Kurtis R. Schaeffer is Professor of Tibetan and Buddhist Studies at the University of Virginia, United States, and Chair of the Religious Studies department. His primary topics of research are the history of the regions of Nepal, India, Tibet, and China, with a focus on the forms of Buddhism present in these areas, most especially Tibetan Buddhism. Some specific issues he has been concentrated on include Indo-Tibetan poetry, the development of classical learning and printed literature in Tibetan cultural regions, and the history of women, saints, and Dalai Lamas in Tibet. For his work, Schaeffer has received Fulbright, Ryskamp, and Whiting fellowships.

==Biography==
Schaeffer received a B.A. in Religious Studies from Lewis & Clark College, Portland, Oregon in 1988, and an additional B.A. from the Evergreen State College, Olympia, Washington, in 1990. He received a Master of Arts (M.A.) in Buddhist Studies from the University of Washington in 1995 and then a Doctorate of Philosophy (PhD) from Harvard University in 2000 in Tibetan and South Asian Religions.

In 2000, he was appointed assistant professor at the University of Alabama in the Department of Religious Studies. In 2003, he took a leave of absence for the entire year with the backing of a Mellon Foundation Fellowship. Schaeffer was awarded tenure and promoted to the position of associate professor a year early, in 2004. In late 2005, Schaeffer took a position at the University of Virginia as an associate professor in the Department of Religious Studies, specifically in Tibetan and Buddhist studies, where he oversees the study and research of over twenty graduate students.

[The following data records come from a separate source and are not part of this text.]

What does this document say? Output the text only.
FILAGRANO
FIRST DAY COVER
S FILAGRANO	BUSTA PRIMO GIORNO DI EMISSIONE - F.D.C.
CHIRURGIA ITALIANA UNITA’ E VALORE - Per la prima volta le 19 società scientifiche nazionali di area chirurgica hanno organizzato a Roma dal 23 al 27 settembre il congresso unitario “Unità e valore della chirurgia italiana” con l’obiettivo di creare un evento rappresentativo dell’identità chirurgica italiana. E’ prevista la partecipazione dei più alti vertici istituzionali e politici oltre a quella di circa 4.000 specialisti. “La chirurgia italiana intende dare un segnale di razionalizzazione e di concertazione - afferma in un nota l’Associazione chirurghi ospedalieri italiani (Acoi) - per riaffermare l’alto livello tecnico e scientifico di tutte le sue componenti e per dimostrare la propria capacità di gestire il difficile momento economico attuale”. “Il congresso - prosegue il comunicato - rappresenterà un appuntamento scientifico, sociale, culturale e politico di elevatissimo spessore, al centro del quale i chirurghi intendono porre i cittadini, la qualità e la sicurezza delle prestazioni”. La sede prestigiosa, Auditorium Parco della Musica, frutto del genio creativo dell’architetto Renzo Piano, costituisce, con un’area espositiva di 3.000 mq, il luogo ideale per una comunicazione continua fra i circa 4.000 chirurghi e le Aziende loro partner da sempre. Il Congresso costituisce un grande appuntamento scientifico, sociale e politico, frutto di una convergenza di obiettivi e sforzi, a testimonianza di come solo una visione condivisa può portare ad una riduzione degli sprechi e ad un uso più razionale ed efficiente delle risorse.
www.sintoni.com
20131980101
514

He is also the past co-director, with Frances Garrett, of the Tibetan and Himalayan Religious Group in the American Academy of Religion (AAR). From 2005 to present, he served as a co-director for The Tibetan Buddhist Canonical Collections Cataloging Project for the Tibetan and Himalayan Library. He has also been Book Review Editor for the Journal of the American Academy of Religion from 2006 to the present, as well as for the Journal of the International Association for Tibetan Studies from 2005 to date. In 2024, his book Buddhist Meditation: Classic Teachings from Tibet was published.